According to a recent ECAR/Intemet2 e-text evaluation project, the cost of textbooks was the most important value driver for e-textbooks, but cost-savings potential did not trump functionality when it came to student use of e-text for coursework.‘ “Students appreciated the greater portability of e-textbooks and the fact that their textbooks were more conveniently available. However, students’ frustrations using their devices to access e-textbooks outweighed their appreciation.The segregation of content in a textbook platform system from the learning management system as well as from students‘ primary devices was inconvenient and frustrating to many students.“
Two points here. First, what Lumen Learning has been finding — that e-texts have to be integrated with the LMS — is not just a faculty concern, but a student one. Students, I imagine, want everything to be in one place, and don’t want to log into a seperate publisher site for “textbook homework” and an LMS for other homework.
This is more interesting than it may seem at first. Consider this — the physical textbook is not integrated with the LMS at all. Yet when the textbook goes online, the expectations change. It becomes, in a word, courseware. Integration becomes key.
Second, free as in freedom is also a very real concern for students, even if they don’t express it that way. Students who buy a book want to see it on any device they own without a whole bunch of DRM hassle. [So you can stop telling me students don’t care about openness now.]

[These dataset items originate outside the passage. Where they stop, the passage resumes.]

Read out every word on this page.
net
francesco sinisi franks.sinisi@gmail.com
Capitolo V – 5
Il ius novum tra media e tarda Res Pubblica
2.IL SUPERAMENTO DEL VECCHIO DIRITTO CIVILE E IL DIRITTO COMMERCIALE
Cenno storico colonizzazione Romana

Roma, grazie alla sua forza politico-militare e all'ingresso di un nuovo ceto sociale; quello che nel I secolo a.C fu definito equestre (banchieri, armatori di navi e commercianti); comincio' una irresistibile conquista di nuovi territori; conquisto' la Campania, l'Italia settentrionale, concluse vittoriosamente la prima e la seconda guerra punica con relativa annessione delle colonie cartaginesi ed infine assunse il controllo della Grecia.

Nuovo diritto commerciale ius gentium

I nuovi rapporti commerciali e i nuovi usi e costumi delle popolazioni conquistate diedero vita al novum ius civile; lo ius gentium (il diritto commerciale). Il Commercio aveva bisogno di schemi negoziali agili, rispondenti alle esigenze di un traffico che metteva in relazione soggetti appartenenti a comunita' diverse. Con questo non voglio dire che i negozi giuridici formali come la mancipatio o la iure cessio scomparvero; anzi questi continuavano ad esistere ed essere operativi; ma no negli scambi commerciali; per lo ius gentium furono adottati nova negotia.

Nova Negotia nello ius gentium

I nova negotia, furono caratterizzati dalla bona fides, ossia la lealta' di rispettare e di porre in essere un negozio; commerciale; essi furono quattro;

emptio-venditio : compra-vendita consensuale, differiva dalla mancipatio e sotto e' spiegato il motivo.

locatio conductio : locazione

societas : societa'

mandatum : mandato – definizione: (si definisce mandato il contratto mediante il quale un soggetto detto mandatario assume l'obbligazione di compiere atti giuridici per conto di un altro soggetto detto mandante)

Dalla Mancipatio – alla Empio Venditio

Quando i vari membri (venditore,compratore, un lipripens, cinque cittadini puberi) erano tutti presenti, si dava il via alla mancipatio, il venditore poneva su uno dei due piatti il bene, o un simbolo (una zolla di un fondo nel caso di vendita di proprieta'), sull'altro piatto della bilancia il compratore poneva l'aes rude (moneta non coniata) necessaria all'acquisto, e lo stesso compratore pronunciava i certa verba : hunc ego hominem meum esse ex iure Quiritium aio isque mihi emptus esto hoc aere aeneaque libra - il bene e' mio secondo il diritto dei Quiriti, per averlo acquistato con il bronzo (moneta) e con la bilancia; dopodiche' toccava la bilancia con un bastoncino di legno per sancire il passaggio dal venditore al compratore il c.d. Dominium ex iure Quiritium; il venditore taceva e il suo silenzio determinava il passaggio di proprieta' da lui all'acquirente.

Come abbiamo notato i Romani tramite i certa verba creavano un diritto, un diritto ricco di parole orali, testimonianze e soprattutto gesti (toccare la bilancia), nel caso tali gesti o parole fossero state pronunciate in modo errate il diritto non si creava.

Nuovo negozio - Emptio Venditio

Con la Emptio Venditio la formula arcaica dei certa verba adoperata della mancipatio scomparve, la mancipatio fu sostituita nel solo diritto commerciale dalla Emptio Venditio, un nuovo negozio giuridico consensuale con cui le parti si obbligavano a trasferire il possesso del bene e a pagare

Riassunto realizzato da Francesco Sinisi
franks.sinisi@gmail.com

Student perspective and preference shouldn’t trump impact here, and very often student navigation of multiple tools is an outcome of the course. You don’t go into ds106 and complain there’s too many tools, or into a wiki-based PBL experience and complain the wiki wasn’t in Blackboard (or if you do, I have very little sympathy). In these cases, learning the tools and techniques is half the point.
But most times things are split it’s not about that. It’s just that one company’s economic interest is aligned against another, and the students are forced to deal with it. Or, in the case of open textbooks, there’s just been no money put into better integration. Both situations force students to spend effort managing coursework that would be better spent learning.